ANZAC Day marks the anniversary of the first major military action fought by Australian and New Zealand forces during the First World War. ANZAC stands for Australian and New Zealand Army Corps. The young soldiers of the ANZACs fought and fell in their thousands on battlefields in many foreign lands. Each year dawn services are held to commemorate the ANZACs and their remarkable example of self sacrifice.

Father Ken Urumolug led the crowd in prayers and also in the singing of the hymn "Abide With Me".

Chief Petty Office Andrew Hamilton read the famous poem "In Flanders Fields". Lt. Commander Geoff Hart Davies gave the ANZAC Day address, "For Australians and New Zealanders, ANZAC Day is a time to reflect with pride and gratitude.

"This year will mark 98 years since the first brave young Australian and New Zealand soldiers rushed ashore at Gallipoli, unaware they would create a legacy and an enduring identity that defines today's Australians and New Zealanders.

"The legacy of ANZAC lies at the spiritual heart of Australia and New Zealand. The legacy is for all of us, an eternal possession we should value and cherish forever. "Our ANZAC legend, which embodies the values of courage, determination and mateship defines our national character. "ANZAC Day is a significant date in our commemorative calendar. On this day, we remember the young lives lost and pay tribute to the many who have died at war. We pause to reflect upon the loss of men and women, brothers and sisters, sons and daughters, and mates, whose bright futures were cut short, defending our democracy and the values we uphold.

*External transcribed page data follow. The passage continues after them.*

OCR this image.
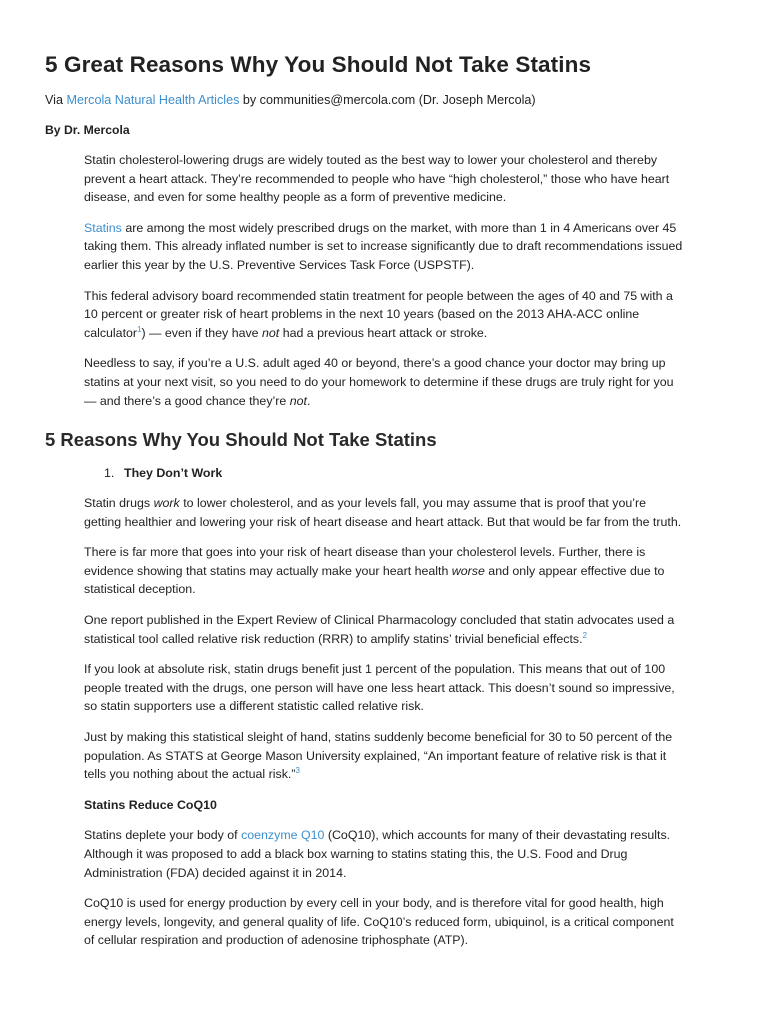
5 Great Reasons Why You Should Not Take Statins
Via Mercola Natural Health Articles by communities@mercola.com (Dr. Joseph Mercola)
By Dr. Mercola

Statin cholesterol-lowering drugs are widely touted as the best way to lower your cholesterol and thereby prevent a heart attack. They’re recommended to people who have “high cholesterol,” those who have heart disease, and even for some healthy people as a form of preventive medicine.

Statins are among the most widely prescribed drugs on the market, with more than 1 in 4 Americans over 45 taking them. This already inflated number is set to increase significantly due to draft recommendations issued earlier this year by the U.S. Preventive Services Task Force (USPSTF).

This federal advisory board recommended statin treatment for people between the ages of 40 and 75 with a 10 percent or greater risk of heart problems in the next 10 years (based on the 2013 AHA-ACC online calculator$^1$) — even if they have not had a previous heart attack or stroke.

Needless to say, if you’re a U.S. adult aged 40 or beyond, there’s a good chance your doctor may bring up statins at your next visit, so you need to do your homework to determine if these drugs are truly right for you — and there’s a good chance they’re not.

5 Reasons Why You Should Not Take Statins
1. They Don’t Work

Statin drugs work to lower cholesterol, and as your levels fall, you may assume that is proof that you’re getting healthier and lowering your risk of heart disease and heart attack. But that would be far from the truth.

There is far more that goes into your risk of heart disease than your cholesterol levels. Further, there is evidence showing that statins may actually make your heart health worse and only appear effective due to statistical deception.

One report published in the Expert Review of Clinical Pharmacology concluded that statin advocates used a statistical tool called relative risk reduction (RRR) to amplify statins’ trivial beneficial effects.$^2$

If you look at absolute risk, statin drugs benefit just 1 percent of the population. This means that out of 100 people treated with the drugs, one person will have one less heart attack. This doesn’t sound so impressive, so statin supporters use a different statistic called relative risk.

Just by making this statistical sleight of hand, statins suddenly become beneficial for 30 to 50 percent of the population. As STATS at George Mason University explained, “An important feature of relative risk is that it tells you nothing about the actual risk.”$^3$

Statins Reduce CoQ10

Statins deplete your body of coenzyme Q10 (CoQ10), which accounts for many of their devastating results. Although it was proposed to add a black box warning to statins stating this, the U.S. Food and Drug Administration (FDA) decided against it in 2014.

CoQ10 is used for energy production by every cell in your body, and is therefore vital for good health, high energy levels, longevity, and general quality of life. CoQ10’s reduced form, ubiquinol, is a critical component of cellular respiration and production of adenosine triphosphate (ATP).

"Many communities have their own war memorial, which record the names of those lost and which stand as an everlasting reminder of the high cost of war. It is the responsibility of all of us to continue to encourage young Australians to seek a greater understanding of the ANZAC spirit and encourage them to ensure it is never lost."

Various representatives laid memorial wreaths on the war memorial. One wreath was laid in memory of all servicemen and women who have paid the supreme sacrifice. Another wreath was laid on behalf of the Australian Defence Force; another on behalf of all Micronesian members and veterans of the US Armed Forces. A wreath was laid on behalf of the FSM National Police, and one each on behalf of all Australians and New Zealanders. A wreath was laid on behalf of the National Government and people of the FSM, another on behalf of the people of the USA, and another on behalf of the people of Japan.

The wreath laying ceremony was followed by a reading of the Anzac Ode followed by the sounding of the Last Post and one minute of silence. Following the silence reveille was sounded while Jack Bricknell raised the Australian flag and Chanelle Tallon raised the New Zealand flag.

The dawn service ended after the playing of the National Anthems of Australia and New Zealand.

The dawn service was followed up by the traditional gunfire breakfast on the grounds of the Kangaroo Court.